ProGet Documentation

Creating and Customizing Tasks

The built-in tasks are a good starting point, but as you expand ProGet within your organization, you may want to customizing tasks to help model governance and compliance policies.

A task has a name and description, and is comprised of a set of more granular security attributes that define what principals may or may not do when granted the task. Some attributes may be scoped to a feed, whereas others can only be applied to the system scope. For example, scheduled jobs are managed at the system level (and are used by all feeds), the "Scheduled Jobs" attribute cannot be scoped to a single feed.

Proxy Security Attributes

Any system that allows for granular security attributes has the concept of "granting by proxy", or proxy attributes. For example, even if you only grant permission to create and delete files on a file system, you are still granting edit permission by proxy; a user can simply delete and then create a file as a workaround for not being able to edit it. Likewise, users with only edit permissions can delete by proxy, because they can simply edit the file to have no content.

There is no sensible way for any software to prevent proxy operations, which is why it's important to understand what proxy attributes you may be unintentionally allowing.

Nonsensical Security Attributes

Granular security attributes can also lead towards creating "nonsensical" policies. For example, giving manage but not view permissions is nonsensical because you can't manage something you can't view. In this case, the behavior is undefined; generally, you'll be able to view the thing, but there are some places where it might not be visible.

While you wouldn't intentionally create such a policy, it might occur if you create multiple overlapping restrictions and permissions across multiple overlapping groups. The best way to mitigate this risk is to carefully plan your use of restrictions.

Transitive Access

Even with a well-planned security restrictions in one part of a system, users can bypass those restrictions from another part of the system that didn't consider the same security restrictions. For example, simply denying view privileges on sensitive files on a network drive is not enough to protect sensitive data; anyone with access to the backups will have transitive access to all of those files. Of course, you can encrypt the backups, but then anyone with the decryption key will have transitive access to all the backups.

Security Attribute Reference

Some of the attributes are denoted with a superscript F, which indicates that they are scopable by feed.

Admin (Configure ProGet)

This attribute is a proxy for all other attributes, and should be only granted to people you intend to be system administrators. It is a sort of "administrative catch all" that is used to secure pages in the administration section not covered by other attributes, including security, extensions, and all settings.

Connectors (Manage)

This allows users to create, edit, and delete connectors. This can provide transitive access to editing feeds that use a connector.

Scheduled Jobs (View and Manage)

View will allow users to see the result of scheduled jobs. Manage will allow users to manually execute, and also deactivate and change the status of these jobs.

Credentials (Manage and View Passwords)

View Passwords will allow users to view sensitive (encrypted) fields on resource credentials. This attribute primarily exists to allow some users to view credentials only associated with certain environments.

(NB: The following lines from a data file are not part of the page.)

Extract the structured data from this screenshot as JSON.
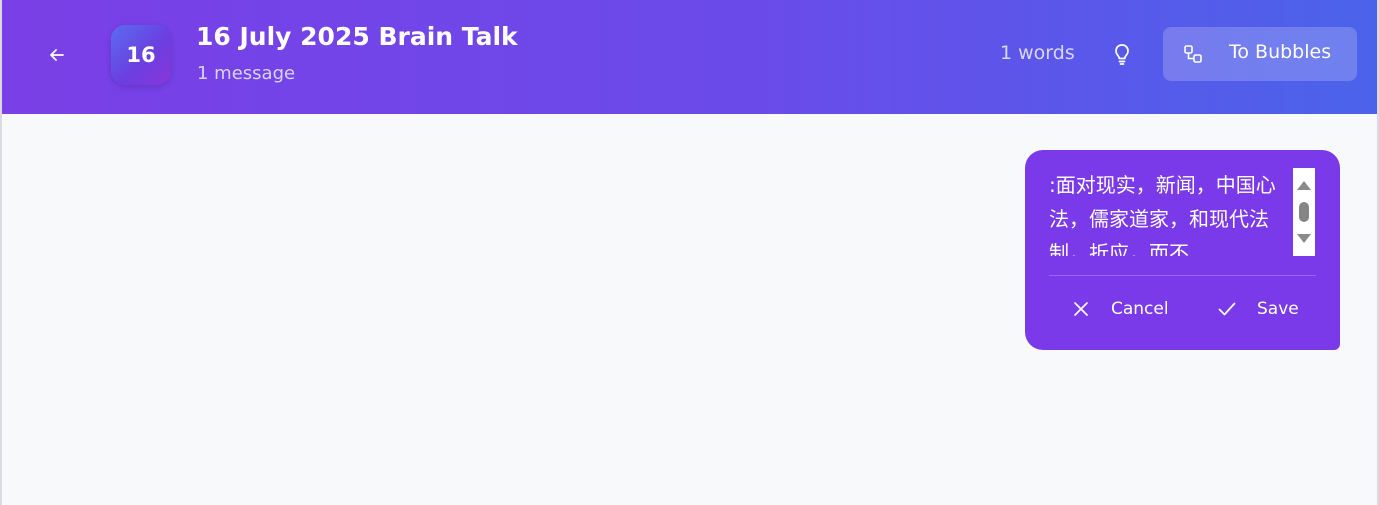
{
  "header": {
    "avatar_text": "16",
    "title": "16 July 2025 Brain Talk",
    "subtitle": "1 message",
    "word_count": "1 words",
    "to_bubbles_label": "To Bubbles"
  },
  "icons": {
    "back": "arrow-left-icon",
    "idea": "lightbulb-icon",
    "bubbles": "nodes-icon",
    "cancel": "close-icon",
    "save": "check-icon"
  },
  "message_editor": {
    "text": ":面对现实，新闻，中国心法，儒家道家，和现代法制，折应，而不",
    "cancel_label": "Cancel",
    "save_label": "Save"
  },
  "colors": {
    "header_gradient_start": "#7a3fe6",
    "header_gradient_end": "#4b63ea",
    "bubble": "#7b3ae9",
    "background": "#f8f9fb"
  }
}
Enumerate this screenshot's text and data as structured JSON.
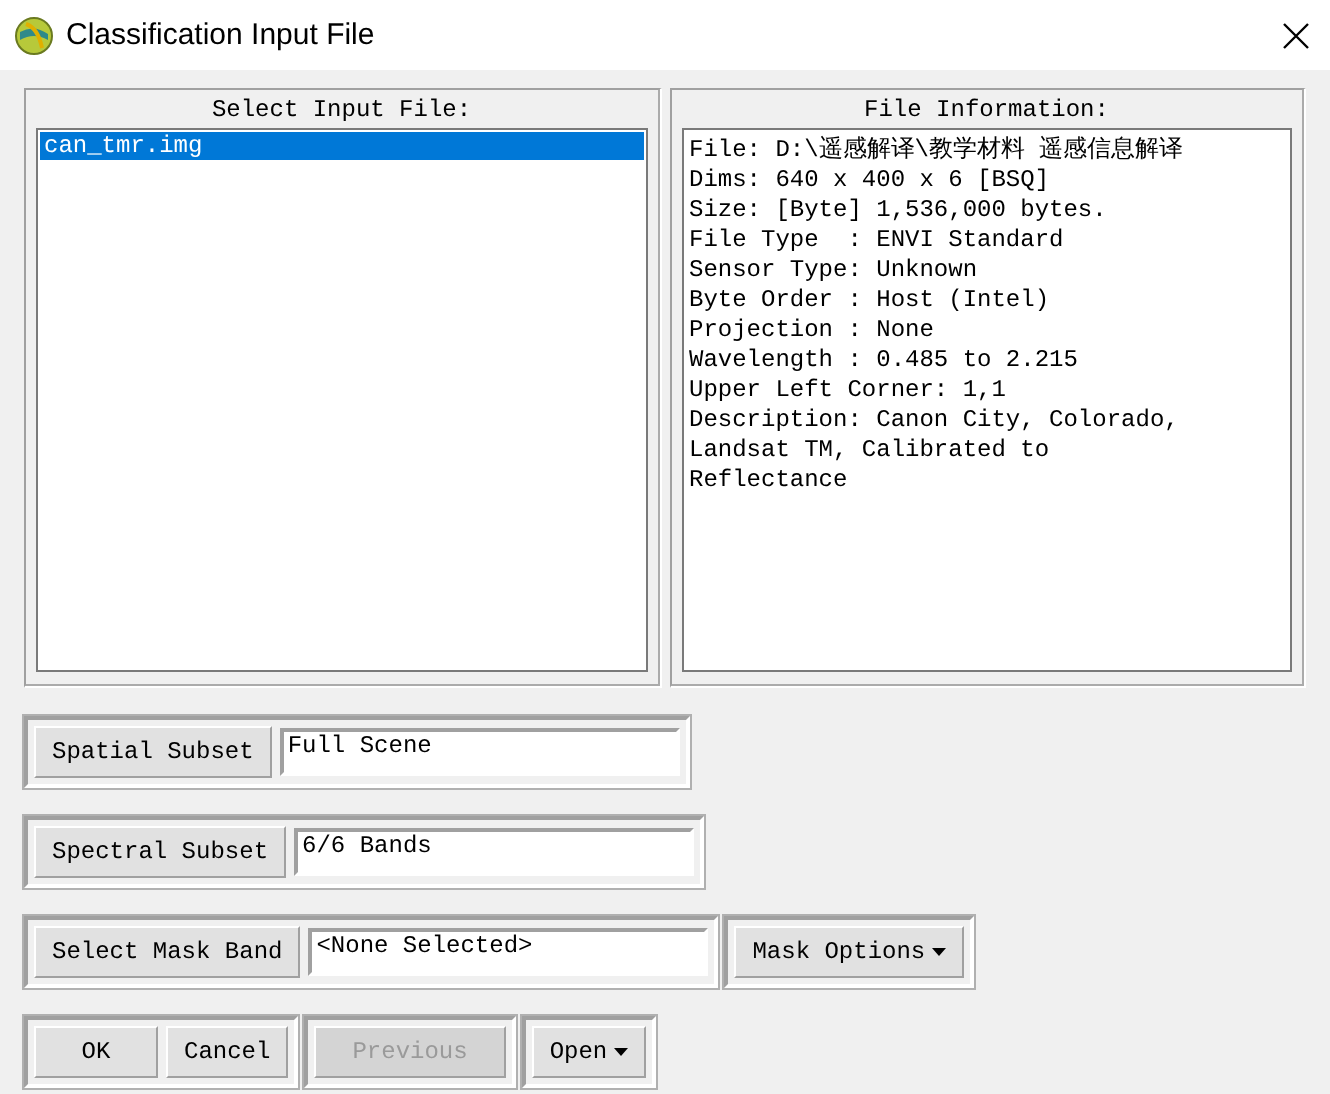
{
  "window": {
    "title": "Classification Input File"
  },
  "input_files": {
    "heading": "Select Input File:",
    "items": [
      {
        "label": "can_tmr.img",
        "selected": true
      }
    ]
  },
  "file_information": {
    "heading": "File Information:",
    "lines": [
      "File: D:\\遥感解译\\教学材料 遥感信息解译",
      "Dims: 640 x 400 x 6 [BSQ]",
      "Size: [Byte] 1,536,000 bytes.",
      "File Type  : ENVI Standard",
      "Sensor Type: Unknown",
      "Byte Order : Host (Intel)",
      "Projection : None",
      "Wavelength : 0.485 to 2.215",
      "Upper Left Corner: 1,1",
      "Description: Canon City, Colorado,",
      "Landsat TM, Calibrated to",
      "Reflectance"
    ]
  },
  "subset_rows": [
    {
      "button": "Spatial Subset",
      "value": "Full Scene"
    },
    {
      "button": "Spectral Subset",
      "value": "6/6 Bands"
    },
    {
      "button": "Select Mask Band",
      "value": "<None Selected>",
      "menu": "Mask Options"
    }
  ],
  "bottom_groups": [
    {
      "buttons": [
        {
          "label": "OK",
          "kind": "plain",
          "disabled": false
        },
        {
          "label": "Cancel",
          "kind": "plain",
          "disabled": false
        }
      ]
    },
    {
      "buttons": [
        {
          "label": "Previous",
          "kind": "plain",
          "disabled": true
        }
      ]
    },
    {
      "buttons": [
        {
          "label": "Open",
          "kind": "menu",
          "disabled": false
        }
      ]
    }
  ]
}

Currently, ProGet only uses Credentials for advanced Active Directory configuration; eventually we will use credentials for connecting username/passwords as well.

Manage will allow users to create, edit, delete credentials, as well as view all sensitive (encrypted) fields. This could provide transitive access to connected systems, so be very careful when granting this.

Vulnerabilities (Manage)

Allows users to create, edit, and delete assessment types, as well as asses vulnerabilities.

Licenses (Manage)

Allows users to create, edit, and delete known license types, as well as define licensing rules on feeds and globally. This is not feed-specific by design; many packages do not use standard SPDX codes, but instead specify a custom URL (often, to their project site or source repository), and it would be practically unusable to not be permitted to define new known license types, or to make known license types a feed-specific setting.

Feeds (View FeedF and Download PackageF)

These attributes are essentially required for read-only access to a feed. There are some very limited use cases for allowing viewing feed and package metadata, but not allowing packages themselves to be downloaded (or vice versa).

Feeds (Packages: AddF , PullF, OverwriteF, and DeleteF)

These attributes all allow for manipulation of packages in a feed.

The Add attribute allows for UI- and API-based adding of packages, while the Pull attribute only allows for using the UI's "pull package" function. Granting only Pull may be useful for building a sort of approval workflow for connector packages.

Generally, you offer Add and Pull to package authors, but restrict Overwrite and Delete access to administrative users; packages are intended to be immutable (and can be automatically purged through retention policies), and giving this access encourages a suboptimal workflow.

Note: Delete with Add privileges are proxy attributes for Overwrite.

Feeds (Accept Package PromotionsF)

This attribute permits promoting a package from another feed (the "source" feed) into the feed this permission applies to. You should also grant View and Download Package permissions on the source feed.

Feeds (ManageF)

This allows for full control over the feed, including changing package stores. It is effectively administrative access for the feed, and is a proxy attribute for all other attributes.